So helfen Sie Ihrem Kleinkind, die Konsequenzen zu verstehen

Ihr Kleinkind schaut Ihnen direkt in die Augen und wirft einen Cracker auf den Boden. Der Cracker zerbricht in Stücke und ihre Tränen beginnen zu fließen. Es mag zwar irrational erscheinen, einen Cracker wegzuwerfen, den es essen wollte, es ist aber ein Zeichen dafür, dass Ihr Kleinkind etwas darüber lernt Konsequenzen .

Um Ihrem 2-Jährigen zu helfen, die Konsequenzen zu verstehen, müssen Sie zunächst Vorhersagen treffen

Im Alter von 2 Jahren kann Ihr Kind möglicherweise vorhersagen, was passieren wird, wenn es seinen Cracker wirft. Sie könnten zum Beispiel erkennen, dass es zu Boden fallen wird. Aber sie berücksichtigen möglicherweise nicht, dass der Cracker zerbrechen oder vom Hund gefressen werden könnte. Mit 4 Jahren hat Ihr Kind möglicherweise ein umfassenderes Verständnis für die möglichen Folgen und kann sich davon abhalten, den Cracker zu werfen – aber es braucht Übung, um dorthin zu gelangen.
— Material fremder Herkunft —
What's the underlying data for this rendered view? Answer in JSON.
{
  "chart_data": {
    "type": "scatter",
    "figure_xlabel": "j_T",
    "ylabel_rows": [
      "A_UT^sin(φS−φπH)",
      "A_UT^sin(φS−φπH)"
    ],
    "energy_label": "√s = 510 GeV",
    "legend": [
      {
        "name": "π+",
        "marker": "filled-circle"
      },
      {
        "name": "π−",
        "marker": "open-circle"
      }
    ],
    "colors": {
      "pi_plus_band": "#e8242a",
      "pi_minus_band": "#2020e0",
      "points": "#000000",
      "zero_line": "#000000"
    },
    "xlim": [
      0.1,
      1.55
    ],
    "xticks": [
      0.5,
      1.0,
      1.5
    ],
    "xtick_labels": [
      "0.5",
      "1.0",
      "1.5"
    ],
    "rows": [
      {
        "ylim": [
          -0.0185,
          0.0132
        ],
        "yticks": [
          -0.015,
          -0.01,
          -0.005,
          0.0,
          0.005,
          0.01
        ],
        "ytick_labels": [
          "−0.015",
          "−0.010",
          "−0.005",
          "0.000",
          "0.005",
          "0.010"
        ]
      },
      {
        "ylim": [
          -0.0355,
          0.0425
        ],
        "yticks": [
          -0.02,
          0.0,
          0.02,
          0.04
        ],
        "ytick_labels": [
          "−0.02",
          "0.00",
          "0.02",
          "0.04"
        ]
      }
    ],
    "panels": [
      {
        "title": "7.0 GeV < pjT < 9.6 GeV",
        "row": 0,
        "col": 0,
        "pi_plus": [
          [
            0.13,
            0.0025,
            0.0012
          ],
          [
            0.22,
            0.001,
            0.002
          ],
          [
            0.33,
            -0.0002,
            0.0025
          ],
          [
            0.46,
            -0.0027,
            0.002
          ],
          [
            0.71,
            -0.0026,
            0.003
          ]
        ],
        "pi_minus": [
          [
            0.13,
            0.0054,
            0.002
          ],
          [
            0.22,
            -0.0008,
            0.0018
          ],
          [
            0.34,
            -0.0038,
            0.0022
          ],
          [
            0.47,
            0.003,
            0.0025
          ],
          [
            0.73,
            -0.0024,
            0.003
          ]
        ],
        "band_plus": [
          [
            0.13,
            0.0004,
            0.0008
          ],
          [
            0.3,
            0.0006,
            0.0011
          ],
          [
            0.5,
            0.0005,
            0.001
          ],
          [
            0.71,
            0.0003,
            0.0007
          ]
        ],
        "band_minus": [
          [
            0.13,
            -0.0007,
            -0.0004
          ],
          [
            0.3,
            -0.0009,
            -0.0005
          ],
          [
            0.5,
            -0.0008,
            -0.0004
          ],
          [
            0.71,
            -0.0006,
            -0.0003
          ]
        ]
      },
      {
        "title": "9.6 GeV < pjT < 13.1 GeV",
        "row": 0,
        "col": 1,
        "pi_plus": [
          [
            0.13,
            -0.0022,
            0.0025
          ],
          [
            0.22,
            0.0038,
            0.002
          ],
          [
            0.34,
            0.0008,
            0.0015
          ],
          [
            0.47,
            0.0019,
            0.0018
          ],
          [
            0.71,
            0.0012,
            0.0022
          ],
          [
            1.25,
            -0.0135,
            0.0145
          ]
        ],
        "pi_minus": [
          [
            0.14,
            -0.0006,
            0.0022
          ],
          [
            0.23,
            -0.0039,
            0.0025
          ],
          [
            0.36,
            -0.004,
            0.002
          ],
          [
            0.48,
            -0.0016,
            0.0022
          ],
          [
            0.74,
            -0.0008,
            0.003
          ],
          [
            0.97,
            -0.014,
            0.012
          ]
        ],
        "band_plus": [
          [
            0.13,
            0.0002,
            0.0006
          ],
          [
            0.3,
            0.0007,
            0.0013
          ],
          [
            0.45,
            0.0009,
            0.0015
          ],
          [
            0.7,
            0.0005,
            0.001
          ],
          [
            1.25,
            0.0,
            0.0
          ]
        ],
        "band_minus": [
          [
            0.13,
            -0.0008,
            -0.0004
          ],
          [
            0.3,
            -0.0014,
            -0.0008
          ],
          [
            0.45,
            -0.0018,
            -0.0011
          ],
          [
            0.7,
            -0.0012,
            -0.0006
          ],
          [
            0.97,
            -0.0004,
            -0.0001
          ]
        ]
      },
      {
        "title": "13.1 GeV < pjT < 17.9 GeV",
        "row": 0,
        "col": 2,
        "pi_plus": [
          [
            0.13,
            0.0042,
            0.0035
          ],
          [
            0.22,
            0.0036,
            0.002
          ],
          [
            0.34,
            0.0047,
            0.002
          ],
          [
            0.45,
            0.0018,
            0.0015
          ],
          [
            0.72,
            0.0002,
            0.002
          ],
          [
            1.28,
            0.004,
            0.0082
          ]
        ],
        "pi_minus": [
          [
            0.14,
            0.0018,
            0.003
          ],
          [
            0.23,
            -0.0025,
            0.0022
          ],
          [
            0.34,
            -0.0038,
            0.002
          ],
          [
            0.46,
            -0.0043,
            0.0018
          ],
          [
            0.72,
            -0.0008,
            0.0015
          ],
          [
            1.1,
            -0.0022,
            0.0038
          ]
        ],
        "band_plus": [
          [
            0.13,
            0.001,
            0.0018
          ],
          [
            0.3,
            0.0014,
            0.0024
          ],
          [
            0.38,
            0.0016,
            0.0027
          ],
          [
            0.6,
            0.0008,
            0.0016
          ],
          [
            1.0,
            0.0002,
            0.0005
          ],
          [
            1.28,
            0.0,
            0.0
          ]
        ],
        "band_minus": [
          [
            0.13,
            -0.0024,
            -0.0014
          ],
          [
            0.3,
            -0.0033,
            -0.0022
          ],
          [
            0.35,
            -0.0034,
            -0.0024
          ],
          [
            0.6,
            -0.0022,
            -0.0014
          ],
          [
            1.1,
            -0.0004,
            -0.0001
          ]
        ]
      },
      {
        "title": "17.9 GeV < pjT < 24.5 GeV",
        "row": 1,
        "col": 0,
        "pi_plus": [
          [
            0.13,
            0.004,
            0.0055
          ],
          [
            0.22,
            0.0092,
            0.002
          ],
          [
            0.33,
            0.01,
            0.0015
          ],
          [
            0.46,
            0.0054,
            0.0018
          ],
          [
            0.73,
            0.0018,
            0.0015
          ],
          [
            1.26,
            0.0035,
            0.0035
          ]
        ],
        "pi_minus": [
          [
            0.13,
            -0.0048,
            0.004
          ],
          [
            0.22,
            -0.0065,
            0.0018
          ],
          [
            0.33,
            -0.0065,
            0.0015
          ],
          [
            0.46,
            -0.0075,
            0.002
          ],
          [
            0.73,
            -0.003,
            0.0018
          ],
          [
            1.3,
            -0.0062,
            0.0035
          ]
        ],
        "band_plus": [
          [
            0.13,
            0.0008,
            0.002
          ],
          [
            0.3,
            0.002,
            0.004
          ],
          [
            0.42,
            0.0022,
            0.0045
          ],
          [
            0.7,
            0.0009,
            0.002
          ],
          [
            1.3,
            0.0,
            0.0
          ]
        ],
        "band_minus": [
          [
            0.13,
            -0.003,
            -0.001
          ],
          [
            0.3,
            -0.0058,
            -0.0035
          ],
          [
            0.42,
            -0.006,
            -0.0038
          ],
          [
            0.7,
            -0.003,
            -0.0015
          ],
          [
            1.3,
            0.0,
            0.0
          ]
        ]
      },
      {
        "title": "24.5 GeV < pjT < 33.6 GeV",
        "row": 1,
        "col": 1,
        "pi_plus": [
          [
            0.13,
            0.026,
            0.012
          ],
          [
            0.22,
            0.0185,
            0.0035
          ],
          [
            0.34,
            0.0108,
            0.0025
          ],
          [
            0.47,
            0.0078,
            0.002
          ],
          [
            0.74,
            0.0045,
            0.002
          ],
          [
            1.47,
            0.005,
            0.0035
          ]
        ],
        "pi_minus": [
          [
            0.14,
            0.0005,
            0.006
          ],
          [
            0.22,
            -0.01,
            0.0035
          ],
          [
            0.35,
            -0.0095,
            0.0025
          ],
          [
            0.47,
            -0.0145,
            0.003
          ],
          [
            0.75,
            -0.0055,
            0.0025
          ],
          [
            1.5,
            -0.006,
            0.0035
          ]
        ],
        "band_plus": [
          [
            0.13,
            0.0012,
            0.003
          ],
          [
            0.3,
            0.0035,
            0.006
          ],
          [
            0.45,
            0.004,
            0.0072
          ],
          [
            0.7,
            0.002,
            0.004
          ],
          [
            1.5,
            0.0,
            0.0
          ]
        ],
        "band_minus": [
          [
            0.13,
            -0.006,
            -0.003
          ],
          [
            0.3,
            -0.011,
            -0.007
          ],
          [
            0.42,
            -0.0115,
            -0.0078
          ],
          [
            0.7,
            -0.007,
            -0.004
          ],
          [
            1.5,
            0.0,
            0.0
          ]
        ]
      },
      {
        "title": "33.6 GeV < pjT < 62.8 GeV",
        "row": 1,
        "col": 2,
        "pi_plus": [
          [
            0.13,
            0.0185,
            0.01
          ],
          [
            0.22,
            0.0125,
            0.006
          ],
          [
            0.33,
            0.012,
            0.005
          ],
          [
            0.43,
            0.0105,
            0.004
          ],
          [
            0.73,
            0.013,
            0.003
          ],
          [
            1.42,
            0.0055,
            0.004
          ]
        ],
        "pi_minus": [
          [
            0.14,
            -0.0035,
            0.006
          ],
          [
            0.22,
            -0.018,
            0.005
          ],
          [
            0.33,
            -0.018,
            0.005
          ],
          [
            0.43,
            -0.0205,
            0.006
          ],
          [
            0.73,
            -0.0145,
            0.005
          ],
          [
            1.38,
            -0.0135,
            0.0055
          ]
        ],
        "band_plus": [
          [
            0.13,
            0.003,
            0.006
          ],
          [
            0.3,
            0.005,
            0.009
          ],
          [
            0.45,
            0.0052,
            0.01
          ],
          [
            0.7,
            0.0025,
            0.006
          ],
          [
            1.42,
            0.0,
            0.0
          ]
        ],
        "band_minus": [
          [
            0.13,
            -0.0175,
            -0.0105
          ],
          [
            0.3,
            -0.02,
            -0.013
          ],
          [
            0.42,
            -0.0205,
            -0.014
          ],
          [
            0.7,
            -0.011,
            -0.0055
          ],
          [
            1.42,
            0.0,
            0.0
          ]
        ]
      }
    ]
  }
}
So können Sie helfen:

3 Möglichkeiten, wie Sie Ihrem Kind helfen können, bessere Vorhersagen zu treffen

1. Fragen Sie: Was könnte passieren?

Wenn Ihr Kind im Begriff ist, eine unkluge Entscheidung zu treffen, beispielsweise auf einem rutschigen Gehweg zu laufen, fragen Sie es: „Hmmm, was könnte passieren, wenn Sie auf dem Eis laufen?“ Wenn sie nicht antworten, können Sie Ihre eigene Frage beantworten: Ich glaube, Sie könnten hinfallen. Das würde weh tun. Das Eis macht den Gehweg rutschig. Gehen wir vorsichtig.



2. Verwenden Sie das gemachte Wort

Untersuchungen zeigen, dass die Verwendung kausaler Sprache – wie das gebildete Wort – Kindern dabei helfen kann, eine Handlung mit einem Ergebnis in Verbindung zu bringen. Hier einige Beispiele:

  • Wirf dein Stofftier gemacht es ist schwer zu erreichen
  • Zerschmettere dein Spielzeug gemacht es bricht
  • Der holprige Boden gemacht Du stolperst und fällst
  • Schlag deinen Bruder gemacht er weint

3. Erklären Sie, was sie anders hätten machen können

Wenn Sie beispielsweise Ihren Teller angehoben haben, kippte er und dann fiel das Essen herunter. Wenn Sie Ihren Teller auf dem Tisch lassen, bleibt das Essen an seinem Platz. Bei dieser Strategie geht es nicht darum, Ihrem Kind die Schuld zu geben, sondern ihm lediglich zu helfen, zu verstehen, warum ein Ereignis so passiert ist. Mit der Zeit kann dies ihnen helfen, die Folgen einer ähnlichen Situation vorherzusagen – und möglicherweise ein Missgeschick zu vermeiden.

Erfahren Sie mehr über die Forschung

Bonawitz, E., Horowitz, A., Ferranti, D., Der Block macht es möglich: Kausale Sprache hilft Kleinkindern, Vorhersagen, Handlungen und Erwartungen über Kontaktbeziehungen zu integrieren . in Proceedings of the 31st Annual Conference of the Cognitive Science Society, Vrije Universiteit, Amsterdam, Niederlande.

Goddu, M. K., Sullivan, J. N., Kleinkinder lernen und nutzen vielfältige Möglichkeiten flexibel. Kinderentwicklung, 92 , 2244–2251.